Apposizione di una firma ad una interrogazione.

  L'interrogazione a risposta scritta Andrea Maestri e altri n. 4-13380, pubblicata nell'allegato B ai resoconti della seduta del 7 giugno 2016, deve intendersi sottoscritta anche dal deputato Turco.

Ritiro di documenti del sindacato ispettivo.

  I seguenti documenti dono stati ritirati dai presentatori:
   interrogazione a risposta scritta Palazzotto n. 4-11563 del 22 dicembre 2015;
   interrogazione a risposta in Commissione Fassina n. 5-08562 del 3 maggio 2016;
   interrogazione a risposta scritta Sibilia n. 4-13134 del 10 maggio 2016;
   interrogazione a risposta in Commissione D'Uva n. 5-08817 del 7 giugno 2016.

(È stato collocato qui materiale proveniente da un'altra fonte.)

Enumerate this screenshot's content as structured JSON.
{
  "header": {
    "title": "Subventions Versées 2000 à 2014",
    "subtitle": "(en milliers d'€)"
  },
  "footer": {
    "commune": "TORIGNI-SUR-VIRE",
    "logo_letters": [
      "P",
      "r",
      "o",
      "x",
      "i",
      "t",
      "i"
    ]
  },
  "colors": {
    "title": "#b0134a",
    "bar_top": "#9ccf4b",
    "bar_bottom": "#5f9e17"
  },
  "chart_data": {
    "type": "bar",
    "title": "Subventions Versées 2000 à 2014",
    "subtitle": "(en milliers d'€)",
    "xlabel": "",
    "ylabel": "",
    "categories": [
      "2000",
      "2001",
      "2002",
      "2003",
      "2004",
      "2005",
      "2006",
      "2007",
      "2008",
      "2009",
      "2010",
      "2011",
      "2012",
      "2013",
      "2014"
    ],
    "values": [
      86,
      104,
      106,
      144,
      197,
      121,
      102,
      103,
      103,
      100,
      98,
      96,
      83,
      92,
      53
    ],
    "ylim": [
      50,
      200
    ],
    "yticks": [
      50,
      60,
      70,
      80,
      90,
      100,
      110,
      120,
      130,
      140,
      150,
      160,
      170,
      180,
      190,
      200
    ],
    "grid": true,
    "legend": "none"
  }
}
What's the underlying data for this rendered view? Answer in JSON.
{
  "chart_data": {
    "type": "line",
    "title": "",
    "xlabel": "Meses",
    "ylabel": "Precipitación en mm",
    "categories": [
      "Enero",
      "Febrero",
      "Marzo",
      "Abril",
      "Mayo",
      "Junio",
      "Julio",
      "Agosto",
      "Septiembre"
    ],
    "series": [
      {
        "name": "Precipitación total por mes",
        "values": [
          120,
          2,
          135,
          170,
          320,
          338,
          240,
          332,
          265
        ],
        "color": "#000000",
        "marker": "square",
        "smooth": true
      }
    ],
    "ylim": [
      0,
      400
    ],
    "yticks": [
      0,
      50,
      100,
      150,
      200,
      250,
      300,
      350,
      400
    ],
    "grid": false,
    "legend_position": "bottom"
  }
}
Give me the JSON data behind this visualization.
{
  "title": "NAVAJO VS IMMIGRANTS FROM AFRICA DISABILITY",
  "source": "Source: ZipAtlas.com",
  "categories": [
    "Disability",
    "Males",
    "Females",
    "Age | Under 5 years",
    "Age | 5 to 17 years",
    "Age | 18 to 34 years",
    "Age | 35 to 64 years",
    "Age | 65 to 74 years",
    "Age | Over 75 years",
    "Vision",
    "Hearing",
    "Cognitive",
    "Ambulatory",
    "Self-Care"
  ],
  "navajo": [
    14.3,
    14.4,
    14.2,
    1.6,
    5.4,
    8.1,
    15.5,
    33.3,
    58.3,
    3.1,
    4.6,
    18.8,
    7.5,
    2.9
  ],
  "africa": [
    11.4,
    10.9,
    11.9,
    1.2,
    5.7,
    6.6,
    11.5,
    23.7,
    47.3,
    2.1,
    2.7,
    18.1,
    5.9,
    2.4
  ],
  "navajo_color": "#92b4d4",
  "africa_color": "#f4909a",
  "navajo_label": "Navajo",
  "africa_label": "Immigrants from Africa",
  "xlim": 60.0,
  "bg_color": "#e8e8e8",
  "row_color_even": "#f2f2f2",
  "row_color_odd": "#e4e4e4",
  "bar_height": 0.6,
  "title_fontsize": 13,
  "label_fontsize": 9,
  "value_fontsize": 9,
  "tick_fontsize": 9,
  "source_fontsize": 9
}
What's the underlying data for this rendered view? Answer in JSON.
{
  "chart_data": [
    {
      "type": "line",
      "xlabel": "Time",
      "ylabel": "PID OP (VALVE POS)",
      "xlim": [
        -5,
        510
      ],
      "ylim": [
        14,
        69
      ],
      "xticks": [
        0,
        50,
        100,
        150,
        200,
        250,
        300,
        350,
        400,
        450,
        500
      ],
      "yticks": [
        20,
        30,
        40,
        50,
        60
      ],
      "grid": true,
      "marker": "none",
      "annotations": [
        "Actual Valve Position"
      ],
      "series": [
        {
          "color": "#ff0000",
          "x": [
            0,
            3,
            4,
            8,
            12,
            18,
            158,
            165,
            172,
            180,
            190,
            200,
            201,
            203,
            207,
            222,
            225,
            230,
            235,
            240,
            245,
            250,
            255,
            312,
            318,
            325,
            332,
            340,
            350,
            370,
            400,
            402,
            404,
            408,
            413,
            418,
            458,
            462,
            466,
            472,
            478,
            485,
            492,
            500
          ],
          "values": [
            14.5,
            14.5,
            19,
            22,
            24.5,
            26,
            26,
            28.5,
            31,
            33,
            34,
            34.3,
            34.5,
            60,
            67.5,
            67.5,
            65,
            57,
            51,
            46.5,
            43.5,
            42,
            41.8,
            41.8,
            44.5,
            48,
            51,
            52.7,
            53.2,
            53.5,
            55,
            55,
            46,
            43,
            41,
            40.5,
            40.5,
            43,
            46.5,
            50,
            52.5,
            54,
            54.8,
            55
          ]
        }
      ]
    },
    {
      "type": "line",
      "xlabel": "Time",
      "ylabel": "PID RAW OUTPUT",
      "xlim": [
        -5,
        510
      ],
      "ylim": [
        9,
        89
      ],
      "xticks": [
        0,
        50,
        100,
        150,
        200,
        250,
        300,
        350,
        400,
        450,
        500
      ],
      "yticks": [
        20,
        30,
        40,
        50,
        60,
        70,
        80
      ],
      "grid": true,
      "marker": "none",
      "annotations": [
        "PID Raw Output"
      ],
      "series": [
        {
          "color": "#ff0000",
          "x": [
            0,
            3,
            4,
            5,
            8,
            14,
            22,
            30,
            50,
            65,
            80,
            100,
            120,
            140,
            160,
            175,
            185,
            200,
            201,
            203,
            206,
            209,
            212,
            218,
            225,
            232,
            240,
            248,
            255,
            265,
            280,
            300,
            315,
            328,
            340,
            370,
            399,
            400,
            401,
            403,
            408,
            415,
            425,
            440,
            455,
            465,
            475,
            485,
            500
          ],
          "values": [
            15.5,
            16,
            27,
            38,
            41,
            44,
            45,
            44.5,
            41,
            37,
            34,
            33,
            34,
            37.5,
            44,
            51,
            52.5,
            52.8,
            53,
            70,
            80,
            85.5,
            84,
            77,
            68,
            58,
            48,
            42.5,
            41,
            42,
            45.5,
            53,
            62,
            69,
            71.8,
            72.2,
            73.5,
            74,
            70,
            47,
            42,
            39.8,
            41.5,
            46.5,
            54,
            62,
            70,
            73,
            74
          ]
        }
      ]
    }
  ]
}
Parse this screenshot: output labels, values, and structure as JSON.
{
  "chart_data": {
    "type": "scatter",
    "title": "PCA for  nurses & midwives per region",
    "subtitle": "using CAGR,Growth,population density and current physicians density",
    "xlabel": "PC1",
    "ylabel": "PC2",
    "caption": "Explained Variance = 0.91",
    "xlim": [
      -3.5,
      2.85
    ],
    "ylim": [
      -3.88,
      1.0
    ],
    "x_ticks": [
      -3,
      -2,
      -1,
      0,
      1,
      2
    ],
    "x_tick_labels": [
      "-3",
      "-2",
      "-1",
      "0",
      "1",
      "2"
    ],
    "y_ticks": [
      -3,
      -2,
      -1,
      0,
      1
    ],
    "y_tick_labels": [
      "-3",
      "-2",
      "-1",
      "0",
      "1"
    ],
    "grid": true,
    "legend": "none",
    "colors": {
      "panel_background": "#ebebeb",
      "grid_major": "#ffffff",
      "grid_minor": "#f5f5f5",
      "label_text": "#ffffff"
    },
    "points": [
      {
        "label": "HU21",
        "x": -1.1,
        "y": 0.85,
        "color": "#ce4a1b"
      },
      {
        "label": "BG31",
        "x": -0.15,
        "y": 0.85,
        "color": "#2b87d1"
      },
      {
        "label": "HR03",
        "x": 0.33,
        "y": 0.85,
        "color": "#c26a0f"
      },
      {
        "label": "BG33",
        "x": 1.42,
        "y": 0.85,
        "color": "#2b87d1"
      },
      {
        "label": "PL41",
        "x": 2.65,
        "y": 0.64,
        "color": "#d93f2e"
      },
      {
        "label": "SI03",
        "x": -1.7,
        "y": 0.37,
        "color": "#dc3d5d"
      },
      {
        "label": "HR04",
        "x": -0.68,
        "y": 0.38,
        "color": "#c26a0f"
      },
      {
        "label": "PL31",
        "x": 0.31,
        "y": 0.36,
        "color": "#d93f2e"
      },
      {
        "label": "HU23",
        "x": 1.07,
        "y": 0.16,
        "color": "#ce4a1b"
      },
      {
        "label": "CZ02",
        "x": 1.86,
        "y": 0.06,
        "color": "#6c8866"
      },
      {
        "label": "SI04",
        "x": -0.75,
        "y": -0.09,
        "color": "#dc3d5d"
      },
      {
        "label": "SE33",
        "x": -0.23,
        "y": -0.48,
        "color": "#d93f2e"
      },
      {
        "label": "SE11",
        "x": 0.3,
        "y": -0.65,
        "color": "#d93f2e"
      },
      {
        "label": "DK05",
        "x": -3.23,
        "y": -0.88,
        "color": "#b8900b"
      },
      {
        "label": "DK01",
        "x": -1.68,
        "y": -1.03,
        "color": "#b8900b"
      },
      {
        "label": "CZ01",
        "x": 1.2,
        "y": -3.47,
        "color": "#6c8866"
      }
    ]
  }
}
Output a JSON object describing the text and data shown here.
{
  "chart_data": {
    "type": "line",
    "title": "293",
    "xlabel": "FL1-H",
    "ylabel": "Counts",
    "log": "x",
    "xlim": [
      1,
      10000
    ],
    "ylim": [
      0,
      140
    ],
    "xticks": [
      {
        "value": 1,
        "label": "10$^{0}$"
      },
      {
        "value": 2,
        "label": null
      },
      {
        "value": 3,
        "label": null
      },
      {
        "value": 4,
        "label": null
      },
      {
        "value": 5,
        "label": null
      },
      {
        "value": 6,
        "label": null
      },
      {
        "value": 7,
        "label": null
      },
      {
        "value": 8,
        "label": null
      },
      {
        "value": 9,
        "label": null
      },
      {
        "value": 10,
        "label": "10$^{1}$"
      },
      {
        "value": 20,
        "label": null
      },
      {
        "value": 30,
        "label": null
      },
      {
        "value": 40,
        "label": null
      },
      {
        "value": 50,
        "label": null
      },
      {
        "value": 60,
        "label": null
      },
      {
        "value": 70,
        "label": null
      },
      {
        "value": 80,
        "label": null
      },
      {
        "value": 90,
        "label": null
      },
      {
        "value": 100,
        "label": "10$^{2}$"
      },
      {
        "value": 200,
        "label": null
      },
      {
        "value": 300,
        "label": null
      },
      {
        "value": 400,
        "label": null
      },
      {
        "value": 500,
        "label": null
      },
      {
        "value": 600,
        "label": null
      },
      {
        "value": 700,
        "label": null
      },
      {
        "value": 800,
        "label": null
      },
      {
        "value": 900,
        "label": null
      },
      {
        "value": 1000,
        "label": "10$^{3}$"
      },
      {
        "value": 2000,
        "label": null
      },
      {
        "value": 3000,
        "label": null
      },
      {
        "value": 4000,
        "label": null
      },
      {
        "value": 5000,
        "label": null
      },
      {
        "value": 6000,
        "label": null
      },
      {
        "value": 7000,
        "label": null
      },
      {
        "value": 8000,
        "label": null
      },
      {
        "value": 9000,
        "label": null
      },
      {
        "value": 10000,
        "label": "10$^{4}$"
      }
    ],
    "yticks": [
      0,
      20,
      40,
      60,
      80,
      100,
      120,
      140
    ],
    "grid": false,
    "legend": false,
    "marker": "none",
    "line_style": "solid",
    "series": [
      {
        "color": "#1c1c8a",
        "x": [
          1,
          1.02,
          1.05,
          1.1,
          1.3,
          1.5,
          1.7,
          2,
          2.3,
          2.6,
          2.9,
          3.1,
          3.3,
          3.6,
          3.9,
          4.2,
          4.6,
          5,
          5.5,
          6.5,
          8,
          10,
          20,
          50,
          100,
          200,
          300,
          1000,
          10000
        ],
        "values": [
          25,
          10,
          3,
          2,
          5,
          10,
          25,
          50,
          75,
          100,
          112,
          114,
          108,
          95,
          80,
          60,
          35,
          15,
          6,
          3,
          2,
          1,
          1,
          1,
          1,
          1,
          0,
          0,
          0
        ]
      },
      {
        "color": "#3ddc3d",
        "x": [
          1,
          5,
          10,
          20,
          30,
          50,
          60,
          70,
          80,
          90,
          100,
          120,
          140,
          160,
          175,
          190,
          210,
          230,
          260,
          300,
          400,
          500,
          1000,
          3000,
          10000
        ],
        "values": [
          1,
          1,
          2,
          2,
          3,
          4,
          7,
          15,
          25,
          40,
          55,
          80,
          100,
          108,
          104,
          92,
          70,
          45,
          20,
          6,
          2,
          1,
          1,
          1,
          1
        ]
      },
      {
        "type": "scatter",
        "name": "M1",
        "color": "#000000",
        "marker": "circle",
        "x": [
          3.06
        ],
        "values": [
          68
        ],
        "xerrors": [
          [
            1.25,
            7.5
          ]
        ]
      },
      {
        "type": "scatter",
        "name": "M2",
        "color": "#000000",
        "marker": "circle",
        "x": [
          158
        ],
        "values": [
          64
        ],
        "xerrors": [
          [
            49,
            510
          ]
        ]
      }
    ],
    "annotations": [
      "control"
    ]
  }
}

Trasformazione di un documento del sindacato ispettivo.

  Il seguente documento è stato così trasformato su richiesta del presentatore: interrogazione a risposta scritta Marco Di Stefano n. 4-13282 del 23 maggio 2016 in interrogazione a risposta in Commissione n. 5-08838.

ERRATA CORRIGE.

  Nell'Allegato B ai resoconti della seduta del 20 aprile 2016, alla pagina 36843, seconda colonna, le righe dalla trentasettesima alla trentottesima si intendono soppresse.